With the transfer of policing and justice powers to Stormont, the question arises whether the Westminster election on May 6 is really that important in itself, or whether its importance lies in its function as a curtain-raiser for next year's Assembly election.
Considerable effort is expended contesting the 18 Westminster seats, despite the fact that the 13 or 14 Northern Irish MPs who will actually go to Westminster afterwards have effectively no power. No British government will tolerate dependency on a small group of Northern Irish MPs (despite the DUP's 'hung parliament' blackmail fantasies), and regardless of whether David Trimble gets his moment in the sun under David Cameron, the largest block that Northern Ireland is likely to be able to field will still be miniscule in comparison to the overall number of MPs. So Northern Ireland will have almost no power in a parliament that does not even legislate for many issues, as these have been devolved.
But the Assembly, where actual day-to-day administration is carried out, is elected using the same 18 constituencies as Westminster, and an Assembly election is due barely one year later than the Westminster election. So are the parties fighting the May 6 election partly in order to position themselves, and test the waters, before the Assembly election?
The outcome of the Westminster election will allow the parties to judge where they will need to invest more heavily in order to capture (or avoid losing) Assembly seats. It will allow everybody to assess the likely strengths in the next Assembly – and, of course, crucially to see whether the next First Minister will be Martin McGuinness!
The absence of the DUP from North Down, and all three unionist parties from Fermanagh and South Tyrone, will complicate matters, of course. FST is probably easier to calculate though – as long as unionism scores around 45% of the vote it will get 3 out of the 6 Assembly seats, though the breakdown between the parties can only be extrapolated from results elsewhere. Neither the DUP not the UUP will be able accurately to assess their strengths in North Down because neither is really standing there – the UCUNF candidate cannot be seen as representative of UUP strength there, as many of Hermon's votes may return to the UUP in 2011 when she is not standing.
Amongst the nationalist parties, the Westminster election is definitely a curtain-raiser for next year. There is no chance whatsoever of Fearghal McKinney being elected on May 6 so either the SDLP is trying to spoil things for Sinn Féin (not out of the question), or they are trying to establish a beach-head in FST for 2011. Likewise in several other constituencies where a nationalist victory in 2010 is impossible (East Antrim, East Belfast, Strangford, etc) the parties may simply be testing the waters to see what their chances next year will be.
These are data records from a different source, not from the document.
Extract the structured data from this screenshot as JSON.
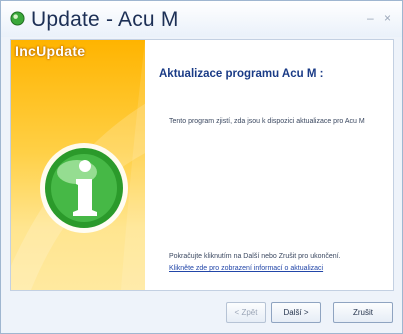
{
  "window": {
    "title": "Update - Acu M",
    "minimize_glyph": "–",
    "close_glyph": "×"
  },
  "banner": {
    "brand": "IncUpdate",
    "icon": "info-icon"
  },
  "content": {
    "heading": "Aktualizace programu Acu M :",
    "description": "Tento program zjistí, zda jsou k dispozici aktualizace pro Acu M",
    "hint": "Pokračujte kliknutím na Další nebo Zrušit pro ukončení.",
    "link": "Klikněte zde pro zobrazení informací o aktualizaci"
  },
  "buttons": {
    "back": "< Zpět",
    "next": "Další >",
    "cancel": "Zrušit"
  },
  "colors": {
    "accent": "#1a3b86",
    "banner_top": "#ffb400",
    "banner_bottom": "#ffe99f",
    "icon_green": "#2b9a2b"
  }
}
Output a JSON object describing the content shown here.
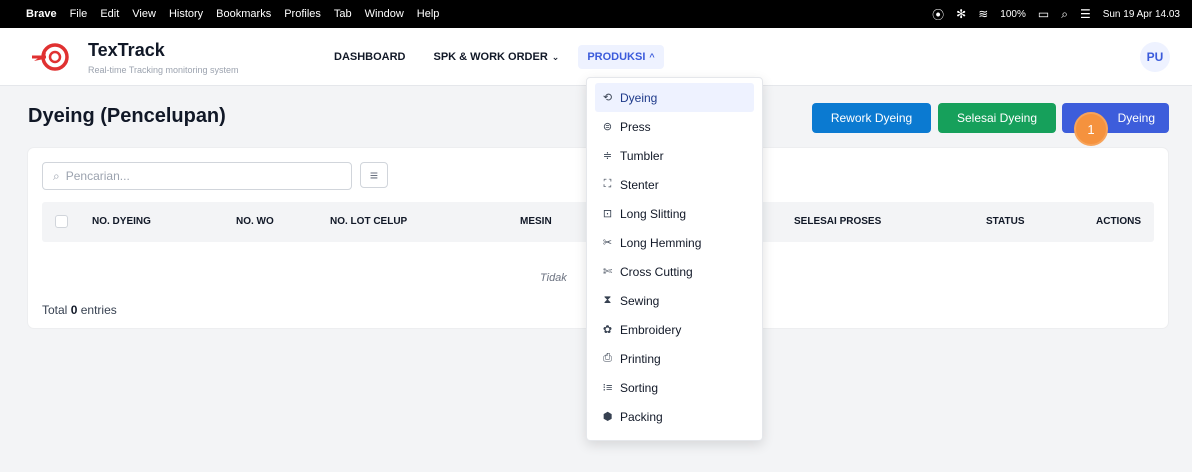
{
  "menubar": {
    "apple": "",
    "app": "Brave",
    "items": [
      "File",
      "Edit",
      "View",
      "History",
      "Bookmarks",
      "Profiles",
      "Tab",
      "Window",
      "Help"
    ],
    "battery": "100%",
    "datetime": "Sun 19 Apr 14.03"
  },
  "header": {
    "brand_name": "TexTrack",
    "brand_tagline": "Real-time Tracking monitoring system",
    "nav": [
      {
        "label": "DASHBOARD"
      },
      {
        "label": "SPK & WORK ORDER",
        "chevron": "⌄"
      },
      {
        "label": "PRODUKSI",
        "chevron": "^"
      }
    ],
    "avatar": "PU",
    "accent": "#3b5bdb"
  },
  "page": {
    "title": "Dyeing (Pencelupan)",
    "buttons": {
      "rework": "Rework Dyeing",
      "selesai": "Selesai Dyeing",
      "dyeing": "Dyeing"
    },
    "badge": "1",
    "search_placeholder": "Pencarian...",
    "columns": [
      "NO. DYEING",
      "NO. WO",
      "NO. LOT CELUP",
      "MESIN",
      "SELESAI PROSES",
      "STATUS",
      "ACTIONS"
    ],
    "empty_text": "Tidak",
    "total_prefix": "Total",
    "total_count": "0",
    "total_suffix": "entries"
  },
  "dropdown": {
    "items": [
      {
        "label": "Dyeing",
        "icon": "dyeing-icon"
      },
      {
        "label": "Press",
        "icon": "press-icon"
      },
      {
        "label": "Tumbler",
        "icon": "tumbler-icon"
      },
      {
        "label": "Stenter",
        "icon": "stenter-icon"
      },
      {
        "label": "Long Slitting",
        "icon": "slitting-icon"
      },
      {
        "label": "Long Hemming",
        "icon": "scissors-icon"
      },
      {
        "label": "Cross Cutting",
        "icon": "cutting-icon"
      },
      {
        "label": "Sewing",
        "icon": "sewing-icon"
      },
      {
        "label": "Embroidery",
        "icon": "embroidery-icon"
      },
      {
        "label": "Printing",
        "icon": "printer-icon"
      },
      {
        "label": "Sorting",
        "icon": "sorting-icon"
      },
      {
        "label": "Packing",
        "icon": "package-icon"
      }
    ]
  }
}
Behind the crowing triumphalism (from either side) after May 6, a small army of number-crunchers will be going to work for all of the parties to calculate the likely effects of the vote on the outcome of the next Assembly election. Because that, ultimately, affects things in the north more than having a semi-retired TV personality snoozing on the green leather in Westminster. The election campaign for 2011 will start on May 7 2010.